见他还在笑,靖阳夫人火气冲上头,“你什么时候学着那些纨绔养起了外室,枉为娘真以为你是个不近女色的!”
“阿娘误会了,只是一个故人在椒院养伤。”容回理了理袖口,慢条斯理地解释道,“儿子也不是因为她宿在外头,当真是为了正事。”
“阿娘若是不信,大可唤穆表弟来问问。”
“良朝病得重你也敢让他赶过来!”
容回闻言,剑眉一挑。
只觉得穆良朝这病装得好。
靖阳夫人半信半疑,又问,“故人?椒院连我都进不去,你哪个故人能住在那头?”
容回以拳头抵唇,轻咳一声。
须臾,正色道:“阿娘,儿子大了,不必事无巨细都探清楚。”
靖阳夫人被他的话一呛,终是没再说出话来。
是啊,孩子大了。
她虽不满他的行径,除了引导劝说,还能作甚。
总不能真将其打探得一清二楚。
“只是故人,不是外室。”容回再次强调,“儿子做不出这种事情来,人家姑娘也清清白白。”

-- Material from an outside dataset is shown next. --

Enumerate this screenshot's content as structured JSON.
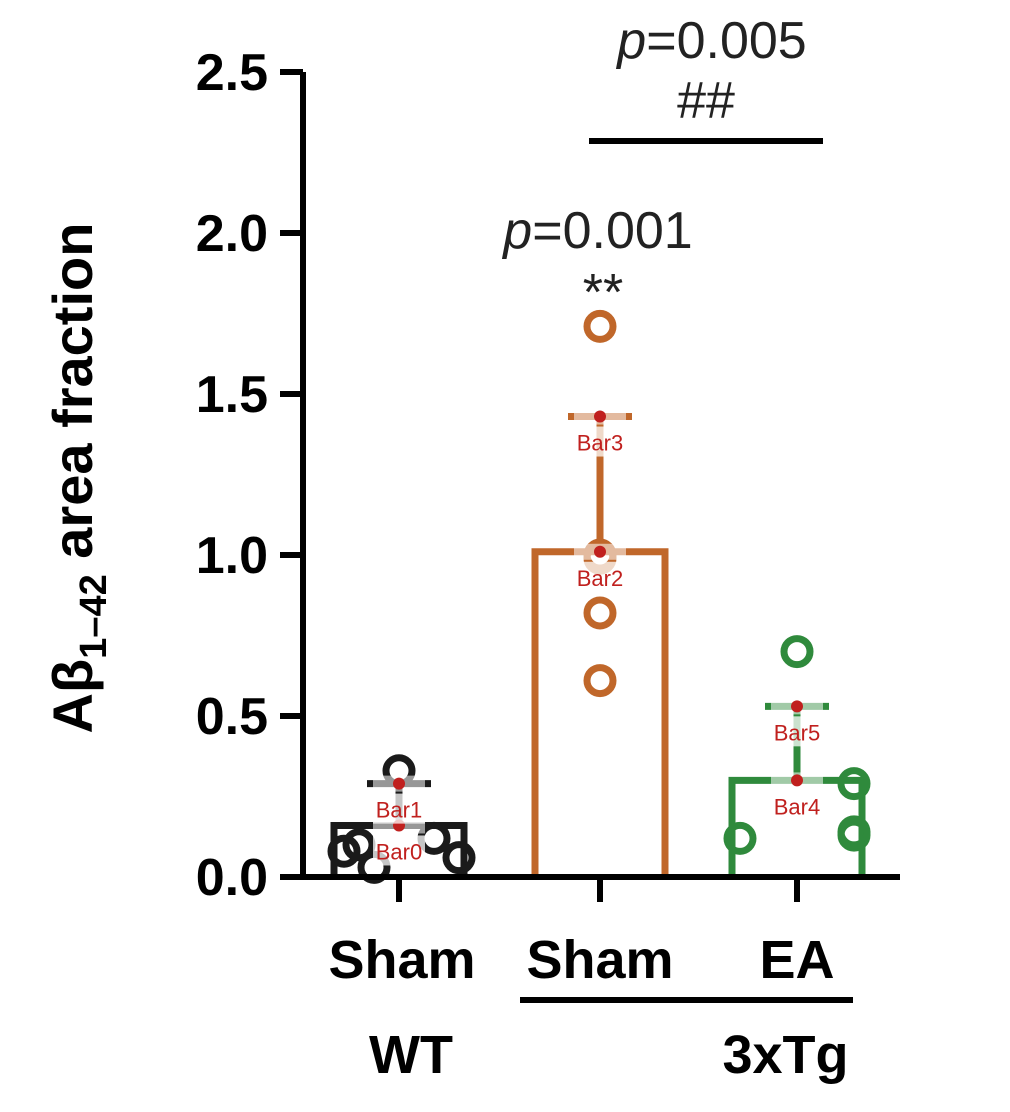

许青怡在他宅子里头养伤,除了自己人,外人一概不知,不能脏了人家清誉。
靖阳夫人叹了口气,“是为娘的错。人家既在你院子了养伤,定有什么不得已之处,你派人照看好便是。”
“这是自然。”
——
夜,风雨无声,厚重的云层笼罩在宴州城万家灯火,湿意窜入书房时容回正在阅着书。
杨周推门进来,“殿下,许姑娘说明日想到城外樊林寺上香,望您准她出院子。”
官府和顾家还在查她的下落,故而容回特意下达命令,不允她出椒院。